The film was shown to Western diplomats in Beijing before the August 2008 Summer Games began.

Dhondup Wangchen was already in custody.

On March 26th, 2008, he was arrested by the Chinese State Security and held in a hotel room.

The torture began immediately, he testified to American MPs in Washington in 2018.

For seven days and eight nights he was forced to sit tied up in the so-called "tiger chair" without food and sleep deprived.

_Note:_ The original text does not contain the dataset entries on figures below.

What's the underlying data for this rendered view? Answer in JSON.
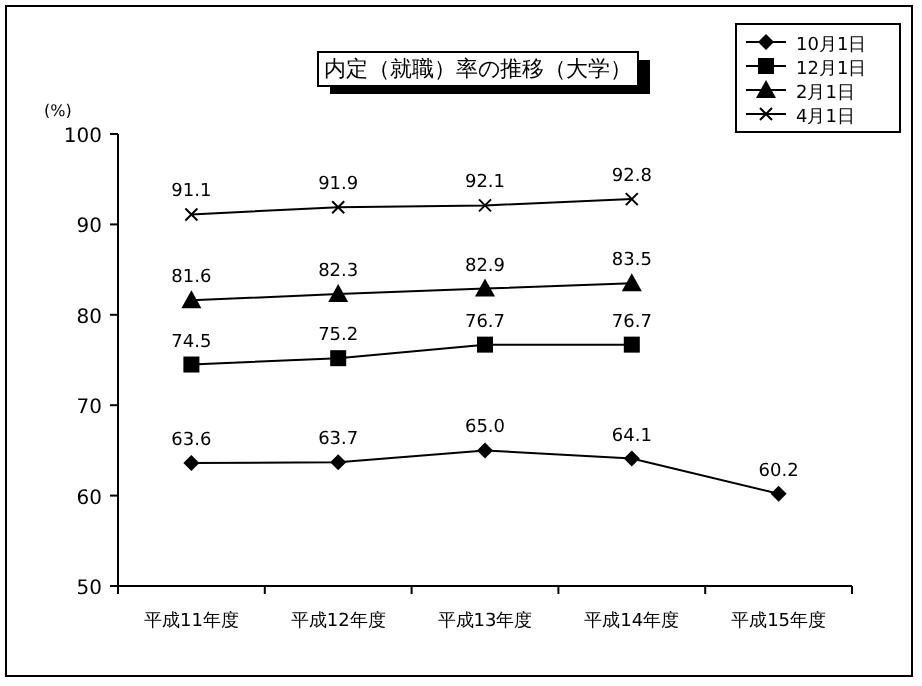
{
  "chart_data": {
    "type": "line",
    "title": "内定（就職）率の推移（大学）",
    "ylabel": "(%)",
    "categories": [
      "平成11年度",
      "平成12年度",
      "平成13年度",
      "平成14年度",
      "平成15年度"
    ],
    "series": [
      {
        "name": "10月1日",
        "color": "#000000",
        "marker": "diamond",
        "values": [
          63.6,
          63.7,
          65.0,
          64.1,
          60.2
        ],
        "value_labels": [
          "63.6",
          "63.7",
          "65.0",
          "64.1",
          "60.2"
        ]
      },
      {
        "name": "12月1日",
        "color": "#000000",
        "marker": "square",
        "values": [
          74.5,
          75.2,
          76.7,
          76.7,
          null
        ],
        "value_labels": [
          "74.5",
          "75.2",
          "76.7",
          "76.7",
          null
        ]
      },
      {
        "name": "2月1日",
        "color": "#000000",
        "marker": "triangle",
        "values": [
          81.6,
          82.3,
          82.9,
          83.5,
          null
        ],
        "value_labels": [
          "81.6",
          "82.3",
          "82.9",
          "83.5",
          null
        ]
      },
      {
        "name": "4月1日",
        "color": "#000000",
        "marker": "cross",
        "values": [
          91.1,
          91.9,
          92.1,
          92.8,
          null
        ],
        "value_labels": [
          "91.1",
          "91.9",
          "92.1",
          "92.8",
          null
        ]
      }
    ],
    "ylim": [
      50,
      100
    ],
    "yticks": [
      50,
      60,
      70,
      80,
      90,
      100
    ],
    "grid": false,
    "legend": "top right",
    "line_style": "solid"
  }
}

Six years in prison under torture

Beginning of December 2021. Again the Olympic Games in Beijing are imminent, the Winter Games in February. Dhondup Wangchen is sitting in a Frankfurt hotel and talks about his Olympic experience. “With the 2008 Games it was said: China is a country where everything is allowed. We have human rights, freedom of speech is given, let's let the games take place. I wanted to ask the people in Tibet: How do you see it? I was imprisoned under torture for six years. Bad torture. The hood was pulled over my head, I never knew where I was going, I was tied up in all limbs, pulled up, got electric shocks in my throat. "

The Chinese authorities also showed him his film in December 2008 when they wanted to know how he relates to the people who have their say in it.

It was the first time that he saw his work.

And Dhondup Wangchen noticed: The Chinese State Security also takes the IOC at its word.

“Sport and politics must not be mixed!” He is accused of while being interrogated.

This is what IOC President Juan Antonio Samaranch had already propagated in the nineties when he most benevolently supported the first Chinese Olympic bid a few years after the Tiananmen massacre.